Electroencephalography (EEG) is an effective noninvasive measurement method to infer user intent in braincomputer interface (BCI) systems for control and communication, however these systems often lack sufficient accuracy and speed due to low separability of class-conditional EEG feature distributions. Many factors impact system performance, including inadequate training datasets and models' ignorance of the temporal dependency of brain responses to serial stimuli. Here, we propose a signal model for event-related responses in EEG evoked with a rapid sequence of stimuli in BCI applications. The model describes EEG as a superposition of impulse responses time-locked to stimuli corrupted with an autoregressive noise process. The performance of the signal model is assessed in the context of RSVP Keyboard, a language-model-assisted EEGbased BCI for typing. EEG data obtained for model calibration from 10 healthy participants is used to fit and compare two models: the proposed sequence-based EEG model and the trialbased feature-class-conditional distribution model that ignores temporal dependencies, which has been used in previous work.
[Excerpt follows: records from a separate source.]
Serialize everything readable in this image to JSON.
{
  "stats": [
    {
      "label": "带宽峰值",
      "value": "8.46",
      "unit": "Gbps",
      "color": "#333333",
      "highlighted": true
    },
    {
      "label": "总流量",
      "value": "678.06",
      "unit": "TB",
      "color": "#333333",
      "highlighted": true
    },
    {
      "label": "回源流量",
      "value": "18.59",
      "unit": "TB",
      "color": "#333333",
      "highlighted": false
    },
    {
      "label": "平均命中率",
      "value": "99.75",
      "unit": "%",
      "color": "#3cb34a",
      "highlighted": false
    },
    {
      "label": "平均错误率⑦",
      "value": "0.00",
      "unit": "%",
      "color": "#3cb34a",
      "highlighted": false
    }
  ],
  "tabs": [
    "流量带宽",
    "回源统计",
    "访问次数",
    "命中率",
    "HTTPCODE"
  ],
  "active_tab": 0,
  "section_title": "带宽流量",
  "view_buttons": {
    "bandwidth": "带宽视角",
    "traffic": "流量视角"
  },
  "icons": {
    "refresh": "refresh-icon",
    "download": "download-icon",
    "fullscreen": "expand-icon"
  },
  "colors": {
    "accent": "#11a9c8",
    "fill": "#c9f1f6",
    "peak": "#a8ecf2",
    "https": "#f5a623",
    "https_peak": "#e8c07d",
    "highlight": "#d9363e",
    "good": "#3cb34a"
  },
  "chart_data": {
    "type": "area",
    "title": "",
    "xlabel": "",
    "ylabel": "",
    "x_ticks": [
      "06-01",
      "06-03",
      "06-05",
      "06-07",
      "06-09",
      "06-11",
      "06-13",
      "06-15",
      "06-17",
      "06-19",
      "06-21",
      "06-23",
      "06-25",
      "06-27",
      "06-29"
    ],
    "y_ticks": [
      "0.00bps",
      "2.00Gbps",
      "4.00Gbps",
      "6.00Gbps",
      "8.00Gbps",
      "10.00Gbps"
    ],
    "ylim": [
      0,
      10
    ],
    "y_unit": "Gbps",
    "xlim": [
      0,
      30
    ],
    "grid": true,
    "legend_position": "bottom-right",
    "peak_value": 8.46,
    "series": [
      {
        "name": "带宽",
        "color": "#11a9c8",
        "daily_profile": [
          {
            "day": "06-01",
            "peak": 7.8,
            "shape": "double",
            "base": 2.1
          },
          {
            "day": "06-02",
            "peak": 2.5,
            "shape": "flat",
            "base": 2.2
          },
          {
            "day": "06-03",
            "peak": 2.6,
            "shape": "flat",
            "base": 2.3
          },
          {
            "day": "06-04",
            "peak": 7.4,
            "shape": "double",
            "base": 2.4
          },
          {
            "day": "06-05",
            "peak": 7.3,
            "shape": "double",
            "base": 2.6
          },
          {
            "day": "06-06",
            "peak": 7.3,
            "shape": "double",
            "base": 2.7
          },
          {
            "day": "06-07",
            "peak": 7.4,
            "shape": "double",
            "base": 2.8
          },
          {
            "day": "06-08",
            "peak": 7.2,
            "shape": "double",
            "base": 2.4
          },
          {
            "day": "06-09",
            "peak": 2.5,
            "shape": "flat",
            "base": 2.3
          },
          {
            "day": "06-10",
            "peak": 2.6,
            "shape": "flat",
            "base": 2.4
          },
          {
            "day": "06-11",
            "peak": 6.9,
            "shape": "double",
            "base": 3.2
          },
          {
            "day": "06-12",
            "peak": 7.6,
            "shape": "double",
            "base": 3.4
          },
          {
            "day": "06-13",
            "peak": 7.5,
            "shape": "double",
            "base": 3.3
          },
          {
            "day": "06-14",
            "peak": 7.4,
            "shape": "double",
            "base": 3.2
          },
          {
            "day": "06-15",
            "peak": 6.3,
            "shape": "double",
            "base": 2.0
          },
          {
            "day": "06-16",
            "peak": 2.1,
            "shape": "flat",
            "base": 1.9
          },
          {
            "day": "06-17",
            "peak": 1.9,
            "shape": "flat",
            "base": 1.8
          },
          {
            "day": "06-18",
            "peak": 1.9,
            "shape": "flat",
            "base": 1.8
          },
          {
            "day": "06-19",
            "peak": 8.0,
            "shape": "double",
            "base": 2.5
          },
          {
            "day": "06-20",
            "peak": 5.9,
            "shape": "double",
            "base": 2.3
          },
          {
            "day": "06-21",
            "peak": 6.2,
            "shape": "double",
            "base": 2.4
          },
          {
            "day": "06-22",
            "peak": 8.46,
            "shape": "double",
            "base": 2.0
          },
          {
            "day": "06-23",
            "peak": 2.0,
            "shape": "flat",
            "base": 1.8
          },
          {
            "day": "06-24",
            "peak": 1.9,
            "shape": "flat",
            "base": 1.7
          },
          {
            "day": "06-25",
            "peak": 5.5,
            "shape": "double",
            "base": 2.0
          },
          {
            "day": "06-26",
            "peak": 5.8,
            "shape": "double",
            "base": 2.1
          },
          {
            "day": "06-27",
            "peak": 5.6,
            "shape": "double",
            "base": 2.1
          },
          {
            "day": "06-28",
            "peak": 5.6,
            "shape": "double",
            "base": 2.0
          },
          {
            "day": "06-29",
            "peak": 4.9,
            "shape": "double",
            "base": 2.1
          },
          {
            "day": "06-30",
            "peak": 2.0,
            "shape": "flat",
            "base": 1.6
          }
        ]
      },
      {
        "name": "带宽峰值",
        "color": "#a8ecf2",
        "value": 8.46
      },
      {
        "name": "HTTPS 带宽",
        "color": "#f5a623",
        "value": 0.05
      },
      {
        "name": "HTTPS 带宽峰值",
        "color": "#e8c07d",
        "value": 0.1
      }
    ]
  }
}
Simulation studies indicate that the earlier model that ignores temporal dependencies may be causing drastic reductions in achievable information transfer rate (ITR). Furthermore, the proposed model, with better regularization, may achieve improved accuracy with fewer calibration data samples, potentially helping to reduce calibration time. Specifically, results show an average 8.6% increase in (cross-validated) calibration AUC for a single channel of EEG, and 54% increase in ITR in a typing task.